## Initial Web Scraping Investigation

The real challenge is finding COVID-positive people and then following those users to see cardiovascular-related symptoms in them... Existing studies have used the term covid long-haulers and social media pages associated with that to identify people who have had it and create a timeline for those people and tie symptoms to that timeline. This project seems a bit more challenging, because we are not only interested with positive-covid patients, but we are narrowing down the pool of people to those who have reported soecific cardiovascular events following this.

In [51]:
from proxycrawl.proxycrawl_api import ProxyCrawlAPI
import pandas as pd

In [52]:
js_token = "Gzb-YK7SoijLHCDpqKMc0g"
normal_token = "H-EOaYFwXN76Wg4C6VvLrA"

In [53]:
# crawling function
def crawl(token,url,scraper,scroll=False,scroll_interval = 0):
    api = ProxyCrawlAPI({'token': token})
    if scroll:
        response = api.get(url,{
            'scraper':scraper, 'scroll':'true','scroll_interval':scroll_interval
        })
    else:
        response = api.get(url, {
            'scraper':scraper
    })
    return response

## Facebook
The hard part with facebook is getting past permissions... The best way to do this (in my opinion) is to look at specific groups of people (ideally groups like COVID support groups or long-hauler groups).
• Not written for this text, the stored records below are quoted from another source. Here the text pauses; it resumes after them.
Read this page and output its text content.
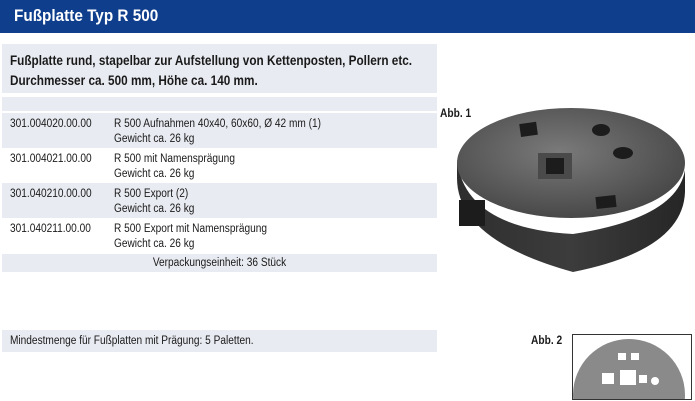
Fußplatte Typ R 500
Fußplatte rund, stapelbar zur Aufstellung von Kettenposten, Pollern etc.
Durchmesser ca. 500 mm, Höhe ca. 140 mm.
301.004020.00.00 R 500 Aufnahmen 40x40, 60x60, Ø 42 mm (1)
Gewicht ca. 26 kg
301.004021.00.00 R 500 mit Namensprägung
Gewicht ca. 26 kg
301.040210.00.00 R 500 Export (2)
Gewicht ca. 26 kg
301.040211.00.00 R 500 Export mit Namensprägung
Gewicht ca. 26 kg
Verpackungseinheit: 36 Stück
Mindestmenge für Fußplatten mit Prägung: 5 Paletten.
Abb. 1
Abb. 2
FB seemed like a good option, but I can't get any useable data from the facebook group api

In [21]:
#while response['status_code'] != 200:
api = ProxyCrawlAPI({'token': js_token})
response = api.get('https://www.facebook.com/Amazon/', {
    'scraper':'facebook-page', 'scroll':'true','scroll_interval':15
})
print(response['status_code'])

520


In [95]:
response = crawl(js_token,'https://www.facebook.com/groups/373920943948661','facbook-group', True, 58)
print(response['status_code'])

400


In [90]:
response['body']

''

In [82]:
with open('facebook-generic.json','wb+') as f:
    f.write(response['body'])

## Instagram-Hashtag
Targeting specific groups/hashtags seems to be the best way of getting positive diagnosis information. Long-haulers

In [20]:
api = ProxyCrawlAPI({'token': js_token})
response = api.get('https://www.instagram.com/explore/tags/longhaulers/', {
    'scraper':'instagram-hashtag','scroll':'true','scroll_interval': 10
})
print(response['status_code'])

520


In [15]:
with open('instagram-hashtag-longhaulers3-js.json', 'wb+') as f:
    f.write(response['body'])

## Quora-serp
Initial idea here is to find users asking questions about symptoms after covid--this could possibly lend itself well to finding individuals who have contracted covid and you could include terms from the symptom list in the search queries.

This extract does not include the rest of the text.